Reply Mon 12 Oct, 2009 10:14 pm
@BrightNoon,
BrightNoon;97080 wrote:
Mathematical relationships and other abstractions. Aha! Those are not dependent on experience! But they are, indirectly. An abstraction does not arise from nothing; it is an abstraction of something. That something is the familiar world of experience.


This view is the same as John Stuart Mill's, so it is not without precedent. The problem with that argument is that humans are born with innate ideas and with different levels of ability. Some (e.g. me) have no innate mathematical ability whatever, others have great aptitude. I suppose you could argue that this is the result of the 'experience of previous generations' but that is a stretch in my view. Second, as remarked above, Einstein (for one example) was able to make accurate predictions decades before they could be verified by experiment (or experience). On a more general note, mathematic reasoning can and does tell us many things about the nature of reality that we would never otherwise understand, even if they are later verified by experiments.
 
kennethamy
 
Reply Mon 12 Oct, 2009 10:31 pm
@jeeprs,
jeeprs;97082 wrote:
This view is the same as John Stuart Mill's, so it is not without precedent. The problem with that argument is that humans are born with innate ideas and with different levels of ability. Some (e.g. me) have no innate mathematical ability whatever, others have great aptitude. I suppose you could argue that this is the result of the 'experience of previous generations' but that is a stretch in my view. Second, as remarked above, Einstein (for one example) was able to make accurate predictions decades before they could be verified by experiment (or experience).

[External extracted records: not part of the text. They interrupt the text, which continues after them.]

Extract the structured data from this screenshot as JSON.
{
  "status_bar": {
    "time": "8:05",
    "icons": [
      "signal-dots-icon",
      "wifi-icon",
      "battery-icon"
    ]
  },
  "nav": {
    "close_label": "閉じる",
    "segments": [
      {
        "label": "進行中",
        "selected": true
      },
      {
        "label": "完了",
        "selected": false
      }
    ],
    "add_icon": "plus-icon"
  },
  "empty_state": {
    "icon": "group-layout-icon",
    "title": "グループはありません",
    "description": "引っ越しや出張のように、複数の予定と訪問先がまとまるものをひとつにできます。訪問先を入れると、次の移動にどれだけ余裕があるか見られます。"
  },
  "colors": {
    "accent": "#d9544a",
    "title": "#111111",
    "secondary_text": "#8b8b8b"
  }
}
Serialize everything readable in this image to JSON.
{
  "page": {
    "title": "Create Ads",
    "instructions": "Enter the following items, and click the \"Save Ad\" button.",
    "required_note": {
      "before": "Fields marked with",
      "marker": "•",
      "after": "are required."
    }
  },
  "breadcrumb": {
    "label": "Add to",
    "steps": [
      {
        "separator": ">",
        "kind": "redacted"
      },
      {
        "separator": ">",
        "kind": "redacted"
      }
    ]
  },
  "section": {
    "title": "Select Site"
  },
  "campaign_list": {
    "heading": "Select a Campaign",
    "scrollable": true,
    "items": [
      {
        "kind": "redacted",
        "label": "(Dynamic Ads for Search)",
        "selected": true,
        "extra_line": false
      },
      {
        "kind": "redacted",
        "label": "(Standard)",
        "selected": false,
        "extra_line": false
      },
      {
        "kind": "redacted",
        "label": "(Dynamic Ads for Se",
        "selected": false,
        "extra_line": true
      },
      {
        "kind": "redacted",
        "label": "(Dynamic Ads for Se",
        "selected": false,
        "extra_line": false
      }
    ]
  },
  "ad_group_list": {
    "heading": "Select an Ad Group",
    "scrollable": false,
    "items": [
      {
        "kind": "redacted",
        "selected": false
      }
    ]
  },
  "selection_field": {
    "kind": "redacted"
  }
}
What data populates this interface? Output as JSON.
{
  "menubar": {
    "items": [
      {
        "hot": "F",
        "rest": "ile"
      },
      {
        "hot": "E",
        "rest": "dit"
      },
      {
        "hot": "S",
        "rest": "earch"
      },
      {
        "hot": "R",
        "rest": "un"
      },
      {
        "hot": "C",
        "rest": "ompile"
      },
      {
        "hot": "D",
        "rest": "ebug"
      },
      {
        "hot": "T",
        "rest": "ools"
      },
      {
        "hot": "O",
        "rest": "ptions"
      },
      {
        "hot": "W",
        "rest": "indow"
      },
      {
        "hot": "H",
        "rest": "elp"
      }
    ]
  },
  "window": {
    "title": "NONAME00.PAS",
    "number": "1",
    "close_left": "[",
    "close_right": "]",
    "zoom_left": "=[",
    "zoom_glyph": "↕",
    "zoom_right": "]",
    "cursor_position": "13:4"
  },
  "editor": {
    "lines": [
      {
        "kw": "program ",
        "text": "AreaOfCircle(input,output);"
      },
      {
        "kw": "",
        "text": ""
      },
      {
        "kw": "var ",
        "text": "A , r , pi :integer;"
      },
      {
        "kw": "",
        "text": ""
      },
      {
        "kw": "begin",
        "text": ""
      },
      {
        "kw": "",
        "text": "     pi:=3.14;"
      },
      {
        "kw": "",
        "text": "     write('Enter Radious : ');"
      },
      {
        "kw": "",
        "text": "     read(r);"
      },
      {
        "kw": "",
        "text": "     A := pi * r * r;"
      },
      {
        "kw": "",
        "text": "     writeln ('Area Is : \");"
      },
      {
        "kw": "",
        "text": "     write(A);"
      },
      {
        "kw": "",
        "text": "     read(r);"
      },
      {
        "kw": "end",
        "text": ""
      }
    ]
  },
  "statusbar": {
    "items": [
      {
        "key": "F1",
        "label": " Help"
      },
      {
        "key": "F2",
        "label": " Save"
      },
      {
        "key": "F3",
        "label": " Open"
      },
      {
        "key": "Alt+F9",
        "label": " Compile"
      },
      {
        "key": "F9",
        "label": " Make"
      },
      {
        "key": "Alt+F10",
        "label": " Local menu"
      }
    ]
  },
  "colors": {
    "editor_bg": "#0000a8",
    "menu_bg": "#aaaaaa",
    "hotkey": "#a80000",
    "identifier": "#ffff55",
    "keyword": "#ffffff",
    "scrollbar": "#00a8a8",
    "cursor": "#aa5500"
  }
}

On a more general note, mathematic reasoning can and does tell us many things about the nature of reality that we would never otherwise understand, even if they are later verified by experiments.


Is a capacity or ability an idea? Every person of normal intelligence has (I assume) that capacity to learn how to play chess. But that capacity is not an idea, is it? We do have innate capacities. But that does not mean we have innate ideas. Of course, we have innate capacities to acquire (learn) ideas. But that still is not an idea.

Everyone is able to make accurate predictions before they are verified. For instance, I predict that I am going to die.

Mill's view was that mathematics expresses general truths about the world, or at least, our experience of the world. He was what is called a radical empiricist unlike classic empiricists who believe that some truths are not empirical truths, like, for instance, all bachelors are unmarried men.
The late W.V. Quine was a radical empiricist.